Continuous manufacturing
Many companies are also moving towards continuous manufacturing, with Eli Lilly being one of the leading players in this field. This is the way most chemical industries work. All components of the product can be manufactured simultaneously as opposed to batch production, which requires each stage to be tested and performed separately.
It is not necessarily more sustainable, but it is more environmentally friendly. Price says that it works because of the chemicals used and also because it produces less waste. This process is much more wasteful than the enemy of sustainability. It should produce a consistent high standard of product. Pharmaceutical products that don’t meet the specifications are incinerated. It is resource-efficient because everything bought is used in the product. Another area of waste in this sector is time-expired material. It is very beneficial if you can create a supply chain that delivers consistently and with very few materials going obsolete at any stage.
Moving into a new century
The pharmaceutical industry is the leader in green chemistry metrics. They have developed methods and measures to measure the various components of green chemicals, such as solvents. Clark says that this has been very useful in industry. Clark also noted that most of the industry work is hidden from the public and is rarely revealed to the general public. They have made some great innovations, but the strength of their efforts does vary. This is frustrating because they aren’t often publicized. They have invented routes we don’t know exist in terms of process chemistry. The ones that are made are not as popular as the ones that have been.

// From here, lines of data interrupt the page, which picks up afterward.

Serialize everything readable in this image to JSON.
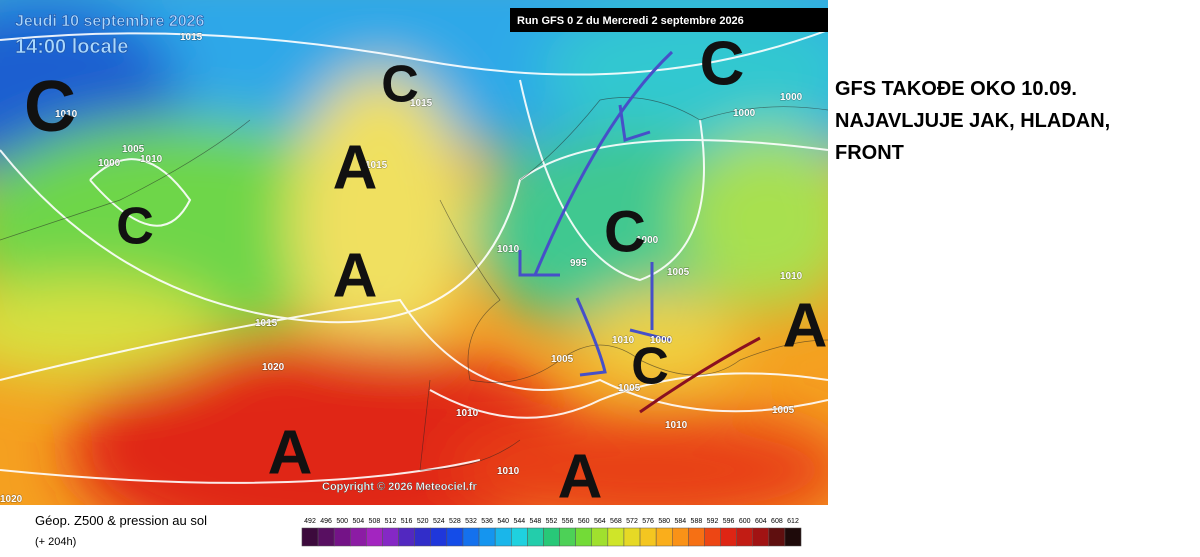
{
  "header": {
    "date": "Jeudi 10 septembre 2026",
    "time": "14:00 locale",
    "run": "Run GFS 0 Z du Mercredi 2 septembre 2026"
  },
  "copyright": "Copyright © 2026 Meteociel.fr",
  "legend": {
    "title": "Géop. Z500 & pression au sol",
    "lead": "(+ 204h)",
    "scale": [
      492,
      496,
      500,
      504,
      508,
      512,
      516,
      520,
      524,
      528,
      532,
      536,
      540,
      544,
      548,
      552,
      556,
      560,
      564,
      568,
      572,
      576,
      580,
      584,
      588,
      592,
      596,
      600,
      604,
      608,
      612
    ]
  },
  "pressure_labels": [
    "1015",
    "1010",
    "1015",
    "1005",
    "1010",
    "1000",
    "1015",
    "1010",
    "995",
    "1000",
    "1005",
    "1015",
    "1020",
    "1005",
    "1010",
    "1005",
    "1010",
    "1010",
    "1010",
    "1020",
    "1005",
    "1010",
    "1000",
    "1000",
    "1000"
  ],
  "systems": [
    "C",
    "C",
    "A",
    "C",
    "A",
    "C",
    "C",
    "A",
    "C",
    "A",
    "A"
  ],
  "annotation": [
    "GFS TAKOĐE OKO 10.09.",
    "NAJAVLJUJE JAK, HLADAN,",
    "FRONT"
  ]
}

There is still a lot of room for improvement. Price and Clark both argue that the pharmaceutical industry has not advanced in many ways in over a century. Clark said that although I have seen manufacturing facilities with very high-quality equipment, and the process looks very efficient, if you look at the chemical reactions, you will see some very old chemistry. Price adds that pharmaceutical manufacturing is the last bastion in 19ThCentury technologies. While the equipment is excellent, my grandfather would have recognized what is happening there. There are many opportunities to make improvements.